For some reason I’ve always had a curiosity about these two places.

I’ve known some people from both countries, but on my own throughout the years I’ve done some research and tried to learn a lot about each.

The simple liberties we in the US enjoy and take for granted compared to life in Cuba or SA (especially under apartheid) are astounding.


----------



## Ameriscot (May 11, 2015)

I went to South Africa as my stepdaughter married a South African, although they live in the UK.  So I visited for 3 weeks.  It's a beautiful country but it made me very nervous with all the signs about carjacking areas, razor wire and armed guards at houses, etc.  People were extremely friendly to us when they discovered we couldn't speak Afrikaans (meaning we weren't assumed to be racist).  I would not go back for a visit although I think I would have enjoyed Cape Town.  

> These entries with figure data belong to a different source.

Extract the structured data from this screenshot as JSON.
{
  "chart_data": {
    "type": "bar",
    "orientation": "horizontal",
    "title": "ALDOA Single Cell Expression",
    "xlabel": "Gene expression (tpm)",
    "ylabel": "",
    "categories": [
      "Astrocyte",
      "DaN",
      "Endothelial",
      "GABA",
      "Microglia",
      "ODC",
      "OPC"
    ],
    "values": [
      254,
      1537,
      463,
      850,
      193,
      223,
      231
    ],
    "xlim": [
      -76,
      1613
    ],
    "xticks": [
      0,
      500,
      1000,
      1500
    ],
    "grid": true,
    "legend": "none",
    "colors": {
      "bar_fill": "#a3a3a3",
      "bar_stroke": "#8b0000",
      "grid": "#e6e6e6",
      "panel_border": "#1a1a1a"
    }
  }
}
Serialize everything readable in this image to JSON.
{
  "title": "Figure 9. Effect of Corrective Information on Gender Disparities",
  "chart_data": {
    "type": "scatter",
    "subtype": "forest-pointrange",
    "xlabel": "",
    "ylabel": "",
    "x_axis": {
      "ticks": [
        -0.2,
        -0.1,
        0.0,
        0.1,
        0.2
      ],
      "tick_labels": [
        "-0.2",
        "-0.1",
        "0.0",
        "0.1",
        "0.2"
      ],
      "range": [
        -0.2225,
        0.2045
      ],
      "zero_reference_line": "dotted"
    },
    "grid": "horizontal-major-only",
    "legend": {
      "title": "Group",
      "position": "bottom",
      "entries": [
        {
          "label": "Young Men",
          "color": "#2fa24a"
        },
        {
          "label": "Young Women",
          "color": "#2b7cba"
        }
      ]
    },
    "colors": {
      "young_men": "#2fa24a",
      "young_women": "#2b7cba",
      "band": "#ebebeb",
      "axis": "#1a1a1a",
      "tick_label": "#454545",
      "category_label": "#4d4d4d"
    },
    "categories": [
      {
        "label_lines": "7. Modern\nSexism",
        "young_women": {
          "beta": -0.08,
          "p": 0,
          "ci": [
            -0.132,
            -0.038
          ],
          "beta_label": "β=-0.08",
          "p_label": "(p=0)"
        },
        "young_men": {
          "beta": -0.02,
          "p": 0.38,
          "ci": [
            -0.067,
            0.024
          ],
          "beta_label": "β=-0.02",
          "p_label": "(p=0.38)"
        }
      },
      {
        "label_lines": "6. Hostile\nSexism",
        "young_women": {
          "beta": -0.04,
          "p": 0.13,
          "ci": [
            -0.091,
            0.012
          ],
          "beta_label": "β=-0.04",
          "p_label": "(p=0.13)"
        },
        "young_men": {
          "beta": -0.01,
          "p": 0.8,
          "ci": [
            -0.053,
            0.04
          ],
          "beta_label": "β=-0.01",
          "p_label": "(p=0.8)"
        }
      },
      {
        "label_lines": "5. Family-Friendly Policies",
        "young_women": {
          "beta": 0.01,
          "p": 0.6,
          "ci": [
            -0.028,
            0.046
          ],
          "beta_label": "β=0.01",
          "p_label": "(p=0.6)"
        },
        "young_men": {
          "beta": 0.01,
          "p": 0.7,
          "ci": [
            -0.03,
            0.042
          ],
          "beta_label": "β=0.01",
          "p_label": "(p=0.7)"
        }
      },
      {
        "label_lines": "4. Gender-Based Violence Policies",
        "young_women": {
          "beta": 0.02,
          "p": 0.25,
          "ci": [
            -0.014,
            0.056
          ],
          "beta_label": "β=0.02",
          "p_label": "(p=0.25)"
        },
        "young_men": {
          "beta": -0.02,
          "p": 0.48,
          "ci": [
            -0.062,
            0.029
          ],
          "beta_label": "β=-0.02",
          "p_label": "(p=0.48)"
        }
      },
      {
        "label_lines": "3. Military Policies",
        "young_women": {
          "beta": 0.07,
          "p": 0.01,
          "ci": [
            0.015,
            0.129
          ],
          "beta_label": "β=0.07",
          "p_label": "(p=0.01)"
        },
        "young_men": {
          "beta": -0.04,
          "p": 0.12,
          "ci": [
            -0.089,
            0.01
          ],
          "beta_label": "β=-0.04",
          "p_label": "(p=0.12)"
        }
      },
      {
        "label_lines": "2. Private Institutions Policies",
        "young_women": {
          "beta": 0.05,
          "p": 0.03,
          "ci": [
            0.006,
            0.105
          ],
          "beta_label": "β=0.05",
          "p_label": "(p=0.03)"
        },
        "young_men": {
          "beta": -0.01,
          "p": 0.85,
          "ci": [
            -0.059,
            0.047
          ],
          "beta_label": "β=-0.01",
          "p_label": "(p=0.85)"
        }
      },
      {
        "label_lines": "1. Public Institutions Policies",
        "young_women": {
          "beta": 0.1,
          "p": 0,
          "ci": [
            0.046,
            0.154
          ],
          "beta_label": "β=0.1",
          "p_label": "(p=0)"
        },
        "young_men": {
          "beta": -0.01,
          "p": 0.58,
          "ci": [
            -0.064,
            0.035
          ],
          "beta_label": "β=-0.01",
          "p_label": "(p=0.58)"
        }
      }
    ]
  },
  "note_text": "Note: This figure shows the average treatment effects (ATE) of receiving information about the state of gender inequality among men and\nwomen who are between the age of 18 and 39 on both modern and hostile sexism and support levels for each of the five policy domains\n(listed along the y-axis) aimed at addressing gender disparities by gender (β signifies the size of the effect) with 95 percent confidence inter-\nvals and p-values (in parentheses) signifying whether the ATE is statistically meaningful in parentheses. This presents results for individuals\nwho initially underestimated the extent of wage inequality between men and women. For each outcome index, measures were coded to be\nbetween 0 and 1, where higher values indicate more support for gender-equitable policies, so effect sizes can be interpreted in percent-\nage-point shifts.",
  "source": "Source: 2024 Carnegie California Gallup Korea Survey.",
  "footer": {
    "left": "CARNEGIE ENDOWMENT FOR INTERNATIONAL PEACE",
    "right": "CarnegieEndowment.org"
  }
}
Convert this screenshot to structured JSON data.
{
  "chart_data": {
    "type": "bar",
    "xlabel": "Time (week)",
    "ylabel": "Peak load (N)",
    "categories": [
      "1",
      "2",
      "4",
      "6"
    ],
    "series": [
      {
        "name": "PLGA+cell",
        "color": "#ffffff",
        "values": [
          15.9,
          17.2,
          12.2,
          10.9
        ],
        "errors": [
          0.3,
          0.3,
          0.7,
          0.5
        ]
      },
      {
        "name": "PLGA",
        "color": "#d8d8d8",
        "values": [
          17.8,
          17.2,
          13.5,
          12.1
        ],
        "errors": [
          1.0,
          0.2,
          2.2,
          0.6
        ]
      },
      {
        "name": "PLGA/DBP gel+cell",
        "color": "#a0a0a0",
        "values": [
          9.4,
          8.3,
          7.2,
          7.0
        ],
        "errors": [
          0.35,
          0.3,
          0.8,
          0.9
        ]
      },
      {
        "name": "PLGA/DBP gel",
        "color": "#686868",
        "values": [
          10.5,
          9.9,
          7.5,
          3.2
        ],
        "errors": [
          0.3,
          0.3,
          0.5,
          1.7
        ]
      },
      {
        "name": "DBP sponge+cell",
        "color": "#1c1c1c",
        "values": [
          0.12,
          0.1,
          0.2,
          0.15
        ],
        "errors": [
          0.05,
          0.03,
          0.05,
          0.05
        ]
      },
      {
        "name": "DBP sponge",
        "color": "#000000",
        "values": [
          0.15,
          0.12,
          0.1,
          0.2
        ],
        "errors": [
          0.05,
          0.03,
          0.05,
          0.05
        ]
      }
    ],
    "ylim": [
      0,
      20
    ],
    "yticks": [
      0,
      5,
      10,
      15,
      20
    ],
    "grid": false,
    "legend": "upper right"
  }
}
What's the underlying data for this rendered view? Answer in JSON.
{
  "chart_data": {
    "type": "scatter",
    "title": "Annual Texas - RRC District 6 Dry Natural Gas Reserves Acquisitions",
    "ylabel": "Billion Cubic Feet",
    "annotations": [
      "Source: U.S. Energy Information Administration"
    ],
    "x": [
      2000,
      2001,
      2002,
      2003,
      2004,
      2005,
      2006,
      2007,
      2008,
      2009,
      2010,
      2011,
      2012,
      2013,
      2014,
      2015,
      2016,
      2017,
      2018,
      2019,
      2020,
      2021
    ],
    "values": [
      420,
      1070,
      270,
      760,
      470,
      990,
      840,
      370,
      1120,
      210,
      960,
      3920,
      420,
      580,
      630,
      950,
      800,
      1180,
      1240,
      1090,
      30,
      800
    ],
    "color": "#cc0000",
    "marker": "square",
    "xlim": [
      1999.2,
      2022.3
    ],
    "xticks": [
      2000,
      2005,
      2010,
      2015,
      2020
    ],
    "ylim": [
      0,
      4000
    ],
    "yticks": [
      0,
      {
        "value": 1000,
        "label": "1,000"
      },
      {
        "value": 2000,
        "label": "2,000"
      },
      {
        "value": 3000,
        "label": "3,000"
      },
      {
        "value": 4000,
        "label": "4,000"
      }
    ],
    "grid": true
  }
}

I'm sure you've heard me mention that I lived in Uganda, so I still have a soft spot for that country, in spite of some of their laws.


----------



## applecruncher (May 11, 2015)

Ameriscot, what year did you visit South Africa?


----------



## Ameriscot (May 11, 2015)

applecruncher said:


> Ameriscot, what year did you visit South Africa?



Dec. 2006.


----------



## applecruncher (May 11, 2015)

aaahhh, I see.

I've seen some apartheid movies ("A Dry White Season", "A World Apart") which make me cringe. Movies.......but, still.....wow. But people I know who have been to SA say it is definitely beautiful.

A former boss was from Cuba. His family came to US in late 1950s just before Castro took over. He had some interesting stories. I've read/heard about the food rationing and other government controls even in recent years. Incredible.


----------



## ndynt (May 11, 2015)

I have been to Cuba many times, pre-Castro. At that time it was like Vegas or Miami.  Instead of Florida, my parents liked to take mid-winter vacations there.  I find it so hard to believe that it has become sp very restrictive....


----------



## applecruncher (May 11, 2015)

ndynt - a college friend (my age) told me she went with her family to Cuba a few times (pre-Castro) and she recalls it the same as you.....kind of like Vegas.


----------



## Lon (May 11, 2015)

I went to Pre Castro Cuba from Tampa, Fla. for a visit in 1957

Never been to South Africa but have been to North Africa twice 19 55 & 1956


----------



## applecruncher (May 11, 2015)

Lon said:


> I went to Pre Castro Cuba from Tampa, Fla. for a visit in 1957



What was your impression/memory?


----------



## Lon (May 11, 2015)

applecruncher said:


> What was your impression/memory?



I was a young bachelor and loved the Cuban music, dancing, ladies & Rum.


----------



## Bee (May 11, 2015)

I went to South Africa with my then husband and my three children in 1981, we lived there for 12 months before we were transfered to Hong Kong, all I will say apart from the beauty of the country, I never realised how tense I was until I walked into our flat in Hong Kong and I felt as if a great big weight had been lifted from my shoulders.


----------



## applecruncher (May 11, 2015)

Bee.....wow.


----------



## John C (May 13, 2015)

I went to Guantanamo Bay in 1950 on a Navy training cruise.  We were not allowed off the base and the only thing I remember is a strong Cuban beer they called "Hotuey".


----------